When I speak of this dream prom to my friends, they all agreed that it was out there. Oh c’mon! Think outside of the box!
So imagine my delight yesterday when I saw this prom fashion spread in Teen Vogue. The Vogue creative directors where thinking along the same lines. I’m loving the out-of-place contrast of these big cotton candy dresses with the ’50’s blazers and the colorful sneakers. It’s the elegant/casual contradiction. I would totally wear any of these outfits pictured, but I fear if I showed up at the beach in a prom dress, people will think I’ve lost my mind.
Now on to my long overdue review of Prom by Laurie Halse Anderson. Prom is a pseudo-Cinderella story about senior Ashley Hannigan, an apathetic teen from a working class background who couldn’t care less about going to prom until she unexpectedly finds herself as head of the prom committee.
Prom contains all the Cinderella features: a girl unlikely to go to prom, a fairy godmother (in this case, her neighbor’s Russian grandmother), a magical dress, a time limit clause, and a prince (well, if you can count her loser boyfriend as a prince).

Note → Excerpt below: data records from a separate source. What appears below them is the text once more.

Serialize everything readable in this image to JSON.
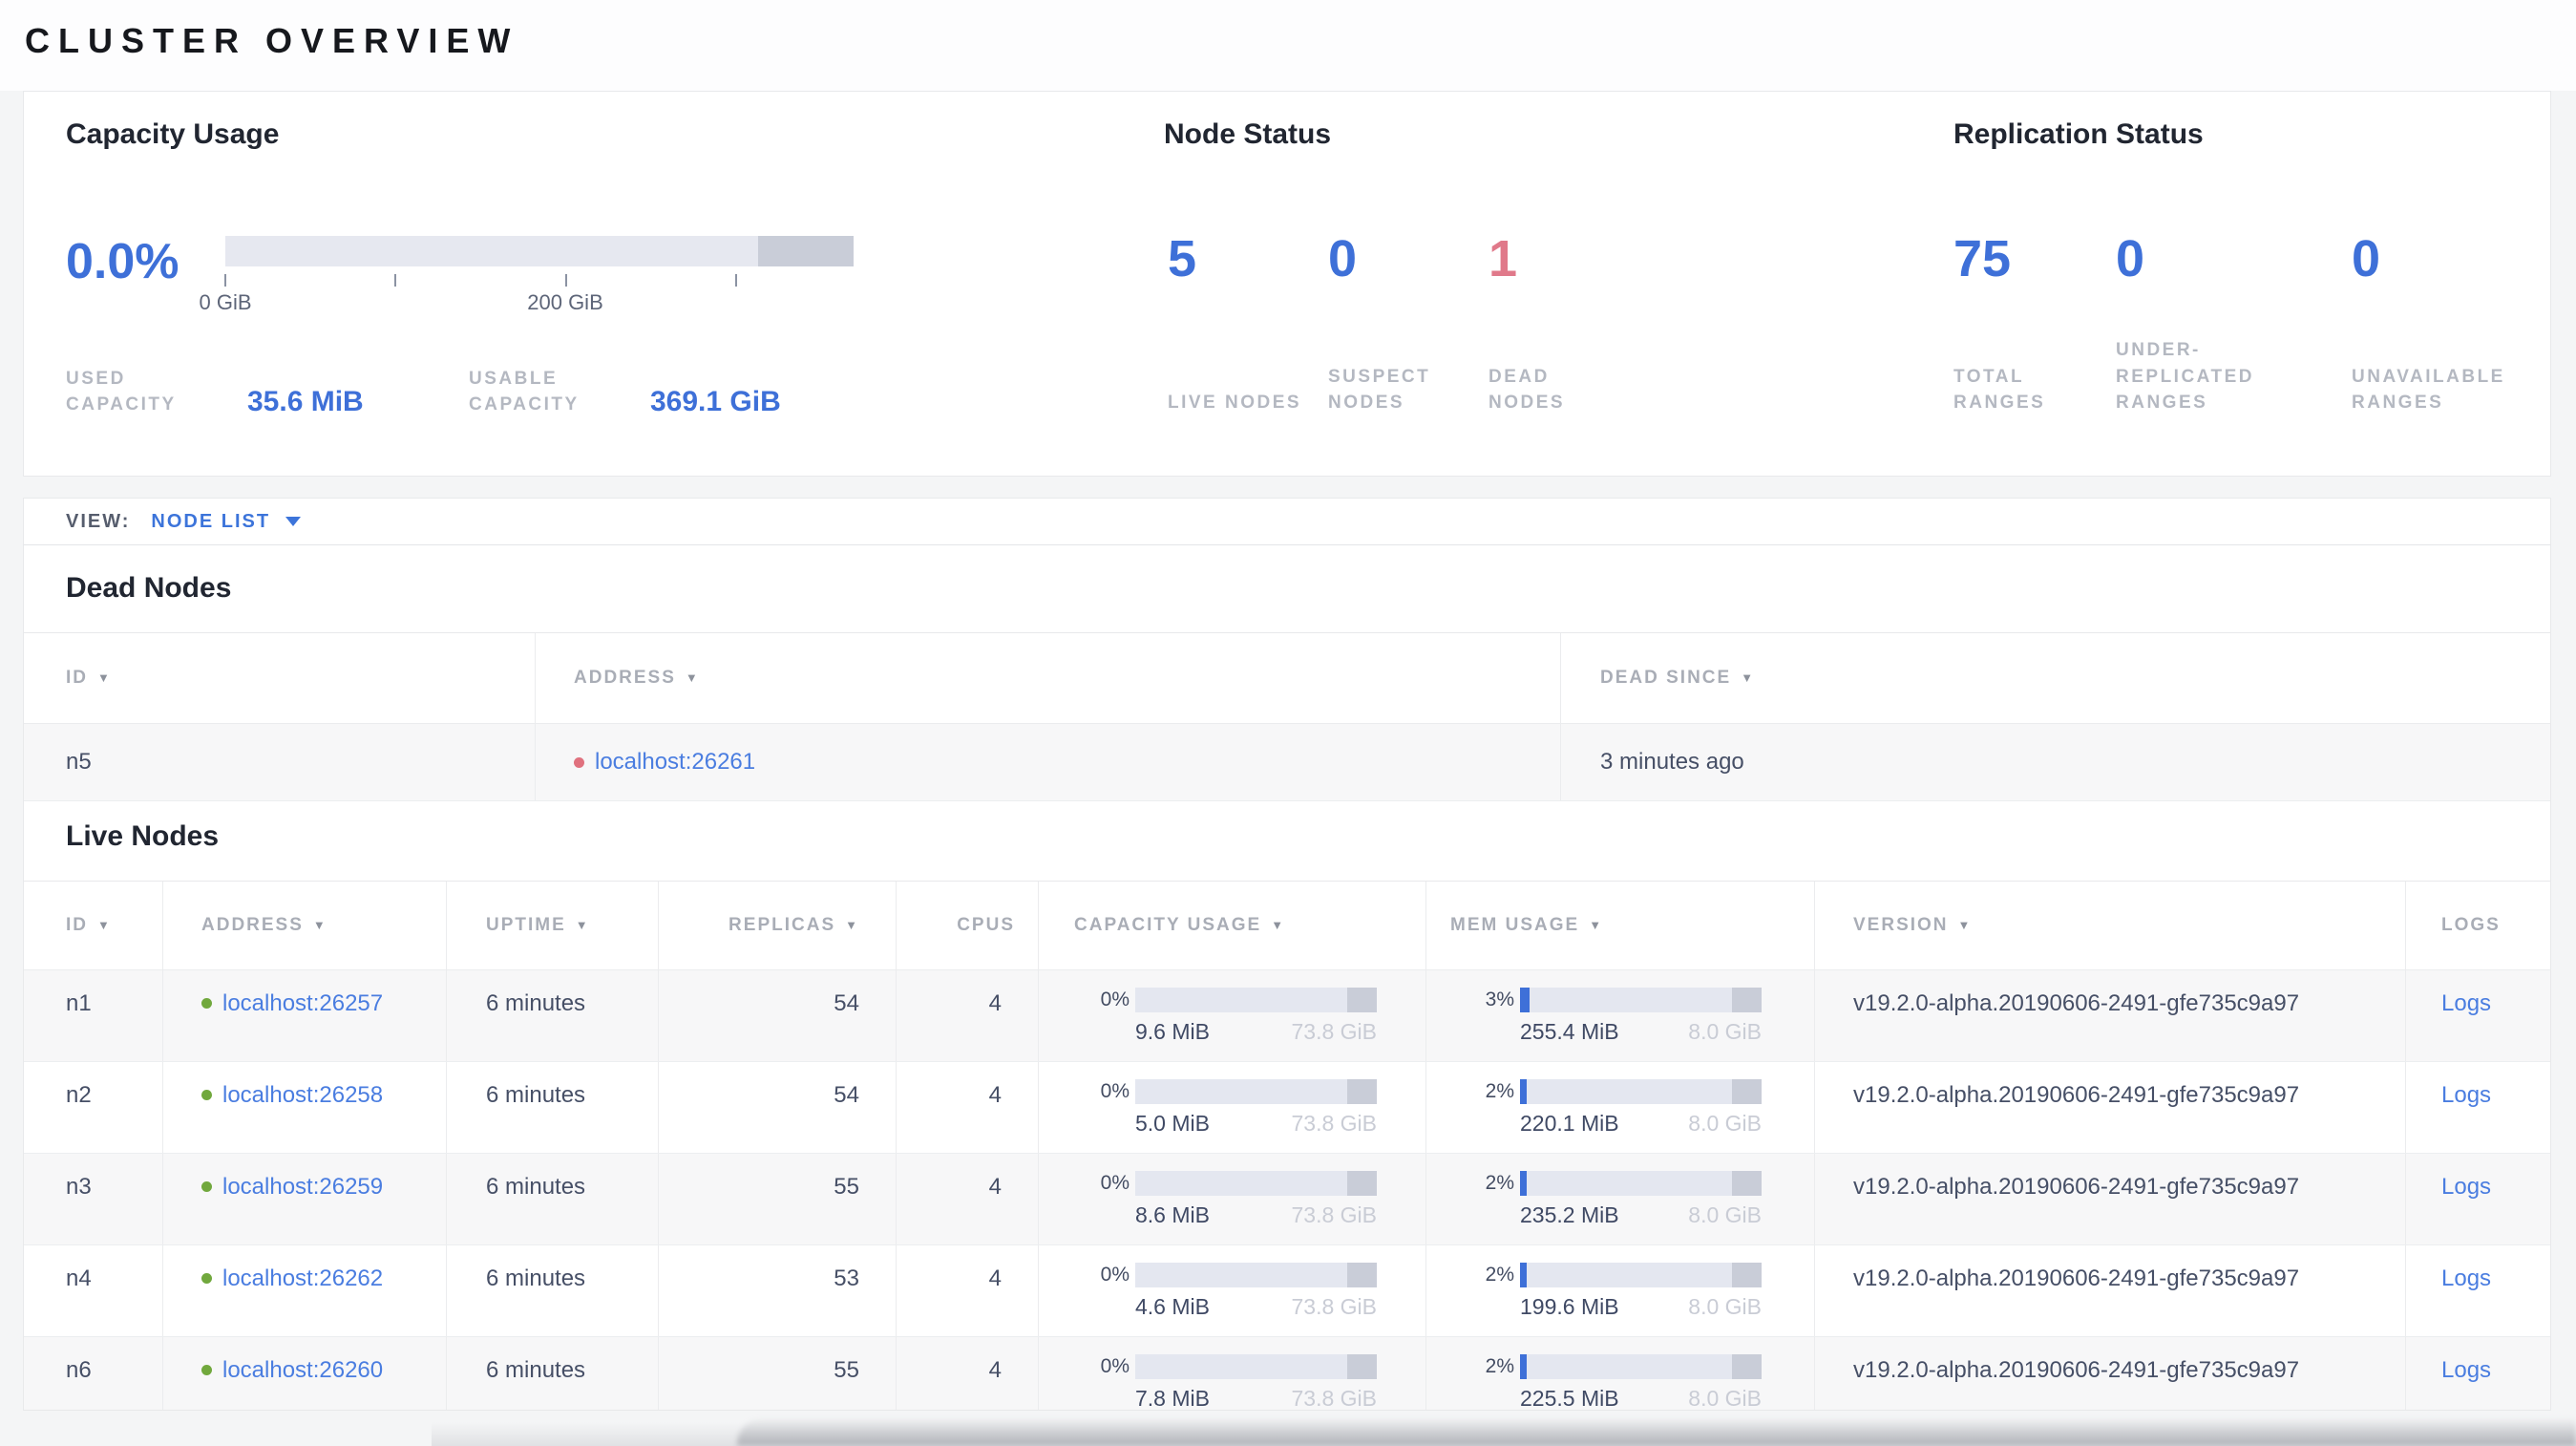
{
  "page": {
    "title": "CLUSTER OVERVIEW"
  },
  "colors": {
    "accent_blue": "#3e70d8",
    "link_blue": "#4a7de0",
    "dead_red": "#e0798a",
    "live_green": "#71a83d",
    "bar_track": "#e4e7f0",
    "bar_reserved": "#c9cdd8",
    "bar_fill": "#3e70d8"
  },
  "summary": {
    "capacity": {
      "title": "Capacity Usage",
      "percent": "0.0%",
      "tick_labels": [
        "0 GiB",
        "200 GiB"
      ],
      "used_label": "USED CAPACITY",
      "used_value": "35.6 MiB",
      "usable_label": "USABLE CAPACITY",
      "usable_value": "369.1 GiB"
    },
    "node_status": {
      "title": "Node Status",
      "stats": [
        {
          "value": "5",
          "label": "LIVE NODES",
          "status": "live"
        },
        {
          "value": "0",
          "label": "SUSPECT NODES",
          "status": "suspect"
        },
        {
          "value": "1",
          "label": "DEAD NODES",
          "status": "dead"
        }
      ]
    },
    "replication_status": {
      "title": "Replication Status",
      "stats": [
        {
          "value": "75",
          "label": "TOTAL RANGES"
        },
        {
          "value": "0",
          "label": "UNDER-REPLICATED RANGES"
        },
        {
          "value": "0",
          "label": "UNAVAILABLE RANGES"
        }
      ]
    }
  },
  "view_bar": {
    "label": "VIEW:",
    "selected": "NODE LIST"
  },
  "dead_nodes": {
    "title": "Dead Nodes",
    "columns": [
      {
        "label": "ID",
        "sortable": true
      },
      {
        "label": "ADDRESS",
        "sortable": true
      },
      {
        "label": "DEAD SINCE",
        "sortable": true
      }
    ],
    "rows": [
      {
        "id": "n5",
        "address": "localhost:26261",
        "dead_since": "3 minutes ago"
      }
    ]
  },
  "live_nodes": {
    "title": "Live Nodes",
    "columns": [
      {
        "label": "ID",
        "sortable": true
      },
      {
        "label": "ADDRESS",
        "sortable": true
      },
      {
        "label": "UPTIME",
        "sortable": true
      },
      {
        "label": "REPLICAS",
        "sortable": true
      },
      {
        "label": "CPUS",
        "sortable": false
      },
      {
        "label": "CAPACITY USAGE",
        "sortable": true
      },
      {
        "label": "MEM USAGE",
        "sortable": true
      },
      {
        "label": "VERSION",
        "sortable": true
      },
      {
        "label": "LOGS",
        "sortable": false
      }
    ],
    "rows": [
      {
        "id": "n1",
        "address": "localhost:26257",
        "uptime": "6 minutes",
        "replicas": "54",
        "cpus": "4",
        "capacity": {
          "percent": "0%",
          "used": "9.6 MiB",
          "total": "73.8 GiB",
          "fill": 0
        },
        "memory": {
          "percent": "3%",
          "used": "255.4 MiB",
          "total": "8.0 GiB",
          "fill": 3
        },
        "version": "v19.2.0-alpha.20190606-2491-gfe735c9a97",
        "logs": "Logs"
      },
      {
        "id": "n2",
        "address": "localhost:26258",
        "uptime": "6 minutes",
        "replicas": "54",
        "cpus": "4",
        "capacity": {
          "percent": "0%",
          "used": "5.0 MiB",
          "total": "73.8 GiB",
          "fill": 0
        },
        "memory": {
          "percent": "2%",
          "used": "220.1 MiB",
          "total": "8.0 GiB",
          "fill": 2
        },
        "version": "v19.2.0-alpha.20190606-2491-gfe735c9a97",
        "logs": "Logs"
      },
      {
        "id": "n3",
        "address": "localhost:26259",
        "uptime": "6 minutes",
        "replicas": "55",
        "cpus": "4",
        "capacity": {
          "percent": "0%",
          "used": "8.6 MiB",
          "total": "73.8 GiB",
          "fill": 0
        },
        "memory": {
          "percent": "2%",
          "used": "235.2 MiB",
          "total": "8.0 GiB",
          "fill": 2
        },
        "version": "v19.2.0-alpha.20190606-2491-gfe735c9a97",
        "logs": "Logs"
      },
      {
        "id": "n4",
        "address": "localhost:26262",
        "uptime": "6 minutes",
        "replicas": "53",
        "cpus": "4",
        "capacity": {
          "percent": "0%",
          "used": "4.6 MiB",
          "total": "73.8 GiB",
          "fill": 0
        },
        "memory": {
          "percent": "2%",
          "used": "199.6 MiB",
          "total": "8.0 GiB",
          "fill": 2
        },
        "version": "v19.2.0-alpha.20190606-2491-gfe735c9a97",
        "logs": "Logs"
      },
      {
        "id": "n6",
        "address": "localhost:26260",
        "uptime": "6 minutes",
        "replicas": "55",
        "cpus": "4",
        "capacity": {
          "percent": "0%",
          "used": "7.8 MiB",
          "total": "73.8 GiB",
          "fill": 0
        },
        "memory": {
          "percent": "2%",
          "used": "225.5 MiB",
          "total": "8.0 GiB",
          "fill": 2
        },
        "version": "v19.2.0-alpha.20190606-2491-gfe735c9a97",
        "logs": "Logs"
      }
    ]
  }
}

Beyond the fairy tale premise, Prom is a story of a girl who learns to give a damn. This is the familiar Cinderella transformation as applied to the inner city. It worked; I was rooting for Ashley to believe in herself, get her life together, dump her boyfriend, and get out of the ghetto.

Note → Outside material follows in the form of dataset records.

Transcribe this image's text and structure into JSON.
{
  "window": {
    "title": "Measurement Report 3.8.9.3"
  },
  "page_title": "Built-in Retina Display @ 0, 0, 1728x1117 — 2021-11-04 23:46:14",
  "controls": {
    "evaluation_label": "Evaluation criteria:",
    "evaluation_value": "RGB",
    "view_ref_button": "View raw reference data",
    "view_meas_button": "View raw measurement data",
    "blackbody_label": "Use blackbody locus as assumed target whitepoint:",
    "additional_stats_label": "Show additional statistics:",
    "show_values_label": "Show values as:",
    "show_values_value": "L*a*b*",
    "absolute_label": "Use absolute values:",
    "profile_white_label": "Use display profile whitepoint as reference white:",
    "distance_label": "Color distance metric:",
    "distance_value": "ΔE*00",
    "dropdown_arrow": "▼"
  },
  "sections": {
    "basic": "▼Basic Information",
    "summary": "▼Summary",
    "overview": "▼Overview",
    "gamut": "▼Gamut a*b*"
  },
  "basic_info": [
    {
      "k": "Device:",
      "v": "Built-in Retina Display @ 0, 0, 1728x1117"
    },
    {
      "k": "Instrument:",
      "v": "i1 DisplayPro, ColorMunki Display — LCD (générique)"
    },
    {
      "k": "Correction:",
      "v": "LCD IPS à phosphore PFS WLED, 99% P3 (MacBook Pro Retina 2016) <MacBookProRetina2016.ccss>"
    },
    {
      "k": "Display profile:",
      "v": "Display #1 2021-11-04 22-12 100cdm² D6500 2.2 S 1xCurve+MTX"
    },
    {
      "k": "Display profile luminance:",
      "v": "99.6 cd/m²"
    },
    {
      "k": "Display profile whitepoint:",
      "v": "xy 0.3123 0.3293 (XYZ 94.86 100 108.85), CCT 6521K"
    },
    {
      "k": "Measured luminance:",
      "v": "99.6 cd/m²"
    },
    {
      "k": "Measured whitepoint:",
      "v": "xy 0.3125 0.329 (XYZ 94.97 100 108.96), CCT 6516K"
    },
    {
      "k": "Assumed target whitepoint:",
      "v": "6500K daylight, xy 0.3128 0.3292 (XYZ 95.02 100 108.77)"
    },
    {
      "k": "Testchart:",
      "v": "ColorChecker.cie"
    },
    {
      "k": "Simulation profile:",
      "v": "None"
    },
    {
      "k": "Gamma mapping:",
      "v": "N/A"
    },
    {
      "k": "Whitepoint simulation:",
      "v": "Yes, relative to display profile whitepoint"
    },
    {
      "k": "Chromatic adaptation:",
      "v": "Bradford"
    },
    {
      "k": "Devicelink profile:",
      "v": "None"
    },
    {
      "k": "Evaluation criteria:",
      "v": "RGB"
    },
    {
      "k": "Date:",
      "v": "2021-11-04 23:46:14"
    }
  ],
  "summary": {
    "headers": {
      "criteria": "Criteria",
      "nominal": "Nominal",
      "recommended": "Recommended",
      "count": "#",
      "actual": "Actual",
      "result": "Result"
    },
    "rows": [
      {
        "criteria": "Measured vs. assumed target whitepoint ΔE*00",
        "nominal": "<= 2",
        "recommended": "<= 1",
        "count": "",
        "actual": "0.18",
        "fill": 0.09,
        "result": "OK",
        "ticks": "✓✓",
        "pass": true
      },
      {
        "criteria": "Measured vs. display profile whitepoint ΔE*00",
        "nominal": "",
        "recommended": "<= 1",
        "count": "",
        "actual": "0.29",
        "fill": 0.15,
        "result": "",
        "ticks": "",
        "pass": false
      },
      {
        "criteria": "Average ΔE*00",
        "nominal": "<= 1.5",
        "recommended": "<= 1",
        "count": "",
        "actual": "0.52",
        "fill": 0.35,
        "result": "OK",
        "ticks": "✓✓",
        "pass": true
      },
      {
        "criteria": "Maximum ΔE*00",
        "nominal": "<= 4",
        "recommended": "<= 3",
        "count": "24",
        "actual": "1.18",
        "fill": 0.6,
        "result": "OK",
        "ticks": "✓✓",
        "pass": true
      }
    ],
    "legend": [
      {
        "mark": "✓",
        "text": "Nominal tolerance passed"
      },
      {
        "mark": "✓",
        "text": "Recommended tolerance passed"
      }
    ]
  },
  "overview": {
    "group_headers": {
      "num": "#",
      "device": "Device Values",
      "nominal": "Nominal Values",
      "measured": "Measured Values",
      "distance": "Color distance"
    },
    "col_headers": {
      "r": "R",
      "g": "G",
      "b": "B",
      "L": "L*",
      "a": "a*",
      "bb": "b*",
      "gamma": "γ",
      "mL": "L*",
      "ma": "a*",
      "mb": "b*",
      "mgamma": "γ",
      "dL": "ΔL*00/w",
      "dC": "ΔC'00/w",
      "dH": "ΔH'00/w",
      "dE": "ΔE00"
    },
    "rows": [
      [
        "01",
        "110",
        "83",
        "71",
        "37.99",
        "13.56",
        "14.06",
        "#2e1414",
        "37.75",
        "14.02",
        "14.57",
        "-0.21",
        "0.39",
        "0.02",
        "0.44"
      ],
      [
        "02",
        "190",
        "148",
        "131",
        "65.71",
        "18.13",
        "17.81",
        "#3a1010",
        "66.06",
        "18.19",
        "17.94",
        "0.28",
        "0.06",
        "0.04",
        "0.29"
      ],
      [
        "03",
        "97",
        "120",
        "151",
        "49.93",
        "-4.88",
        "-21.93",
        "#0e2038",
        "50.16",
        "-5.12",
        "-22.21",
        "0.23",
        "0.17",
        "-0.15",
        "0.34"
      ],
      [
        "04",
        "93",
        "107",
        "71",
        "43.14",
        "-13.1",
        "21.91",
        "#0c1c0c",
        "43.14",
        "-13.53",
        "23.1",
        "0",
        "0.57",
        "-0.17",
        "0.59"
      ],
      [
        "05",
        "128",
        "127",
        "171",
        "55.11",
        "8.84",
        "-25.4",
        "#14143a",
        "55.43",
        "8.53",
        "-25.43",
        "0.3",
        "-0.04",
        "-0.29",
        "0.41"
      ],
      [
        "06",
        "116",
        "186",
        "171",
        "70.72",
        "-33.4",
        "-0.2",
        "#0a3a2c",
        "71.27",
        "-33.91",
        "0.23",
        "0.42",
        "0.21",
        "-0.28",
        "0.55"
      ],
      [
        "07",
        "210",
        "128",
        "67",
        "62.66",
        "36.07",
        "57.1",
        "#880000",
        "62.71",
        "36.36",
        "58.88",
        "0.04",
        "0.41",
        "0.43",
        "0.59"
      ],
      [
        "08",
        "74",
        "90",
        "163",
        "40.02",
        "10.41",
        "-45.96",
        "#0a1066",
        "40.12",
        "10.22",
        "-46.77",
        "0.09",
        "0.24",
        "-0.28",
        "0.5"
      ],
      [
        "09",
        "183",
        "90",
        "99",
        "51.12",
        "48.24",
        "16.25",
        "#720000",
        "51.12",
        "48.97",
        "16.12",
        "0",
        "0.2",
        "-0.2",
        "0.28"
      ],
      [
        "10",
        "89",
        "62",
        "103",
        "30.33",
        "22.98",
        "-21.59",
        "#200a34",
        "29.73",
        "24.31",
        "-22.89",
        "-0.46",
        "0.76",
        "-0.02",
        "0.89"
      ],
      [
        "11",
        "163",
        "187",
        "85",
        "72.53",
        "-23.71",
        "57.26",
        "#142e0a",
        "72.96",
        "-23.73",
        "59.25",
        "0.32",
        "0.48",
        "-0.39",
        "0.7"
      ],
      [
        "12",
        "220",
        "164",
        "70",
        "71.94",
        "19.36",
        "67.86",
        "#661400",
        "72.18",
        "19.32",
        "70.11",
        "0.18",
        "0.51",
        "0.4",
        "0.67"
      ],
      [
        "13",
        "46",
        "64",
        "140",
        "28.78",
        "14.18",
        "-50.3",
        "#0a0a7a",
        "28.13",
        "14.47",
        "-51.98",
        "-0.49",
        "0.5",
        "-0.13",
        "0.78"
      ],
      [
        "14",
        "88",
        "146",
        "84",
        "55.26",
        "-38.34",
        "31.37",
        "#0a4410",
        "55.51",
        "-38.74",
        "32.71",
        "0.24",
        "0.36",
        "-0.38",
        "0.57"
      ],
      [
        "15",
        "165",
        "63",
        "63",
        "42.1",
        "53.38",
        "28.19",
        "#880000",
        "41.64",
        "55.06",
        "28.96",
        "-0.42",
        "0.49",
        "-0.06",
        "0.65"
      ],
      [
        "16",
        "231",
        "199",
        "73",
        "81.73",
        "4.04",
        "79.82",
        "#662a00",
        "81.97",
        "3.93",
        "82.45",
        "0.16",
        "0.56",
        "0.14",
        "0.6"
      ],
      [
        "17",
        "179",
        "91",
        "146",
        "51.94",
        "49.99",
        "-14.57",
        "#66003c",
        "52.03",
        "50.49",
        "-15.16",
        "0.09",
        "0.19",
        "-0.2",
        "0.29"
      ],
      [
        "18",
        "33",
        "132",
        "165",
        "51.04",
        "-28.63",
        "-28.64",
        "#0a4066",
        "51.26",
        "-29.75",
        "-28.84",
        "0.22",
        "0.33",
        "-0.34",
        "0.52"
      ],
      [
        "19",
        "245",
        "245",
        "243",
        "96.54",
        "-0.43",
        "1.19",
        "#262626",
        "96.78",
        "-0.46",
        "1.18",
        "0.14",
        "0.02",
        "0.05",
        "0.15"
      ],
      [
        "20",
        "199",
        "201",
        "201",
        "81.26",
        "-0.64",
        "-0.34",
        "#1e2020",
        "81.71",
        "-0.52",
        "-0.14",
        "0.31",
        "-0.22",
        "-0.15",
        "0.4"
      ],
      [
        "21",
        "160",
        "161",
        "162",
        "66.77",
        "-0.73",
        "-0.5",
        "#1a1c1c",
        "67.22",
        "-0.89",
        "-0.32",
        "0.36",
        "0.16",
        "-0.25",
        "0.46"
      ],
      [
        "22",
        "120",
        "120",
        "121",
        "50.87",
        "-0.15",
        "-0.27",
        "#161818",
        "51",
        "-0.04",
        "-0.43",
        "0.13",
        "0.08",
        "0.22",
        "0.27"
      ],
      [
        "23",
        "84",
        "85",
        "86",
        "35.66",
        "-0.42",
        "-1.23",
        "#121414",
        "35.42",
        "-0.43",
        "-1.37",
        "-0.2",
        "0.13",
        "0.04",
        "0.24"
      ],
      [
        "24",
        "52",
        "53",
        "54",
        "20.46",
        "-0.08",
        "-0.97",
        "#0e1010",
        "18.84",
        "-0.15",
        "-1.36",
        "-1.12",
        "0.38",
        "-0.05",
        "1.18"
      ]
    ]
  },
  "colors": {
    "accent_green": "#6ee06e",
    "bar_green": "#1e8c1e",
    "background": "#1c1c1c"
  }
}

In comparison to Laurie Halse Anderson’s other novels, Prom has the lightest subject matter; it doesn’t deal with rape (Speak), death (Catalyst), teen suicide (Twisted), and yellow fever (Fever 1793), but I wouldn’t write off Prom as chick-lit or fluff just yet.
Laurie Halse Anderson’s signature dry humor elevates the story to a higher level and gives it that little extra oomph over other prom themed YA novels. Since I read it over a month ago, I don’t have any readily available quotes handy to show you what a great writer Laurie Halse Anderson is, so you’ll just have to trust me on this one.

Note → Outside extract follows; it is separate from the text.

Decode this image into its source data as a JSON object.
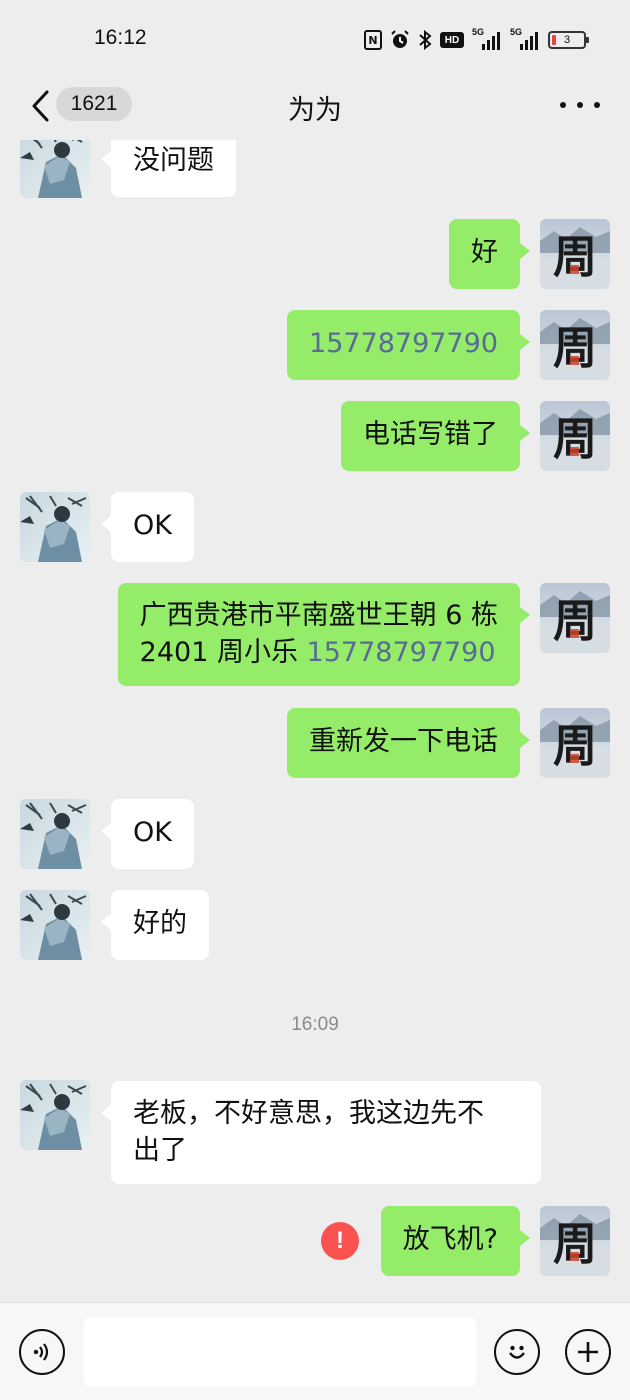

My first introduction to LHA was Speak. I enjoyed it so much that I ended up reading every single novel Laurie Halse Anderson has ever written. I rarely read an author’s collected works, so if I personally go out and track down her entire bibliography, well, that’s saying something.
I’m guilty of author worship; she’s sort of become my hero now. Have you ever come across an author and said “when I grow up, I want to be just like him/her?” I have a list of genius authors and playwrights who are emulation worthy—Diana Gabaldon, Markus Zusak, Truman Capote, Stephenie Meyer, Shakespeare, Tennessee Williams, Stephen King (yes, I did just put Stephenie Meyer in the same list as Shakespeare and Capote. I have my reasons)—and Laurie Halse Anderson tops the list. Dare I commit literary blasphemy and place her name above Shakespeare? The fact that I’m even considering it, well, isn’t that recommendation enough?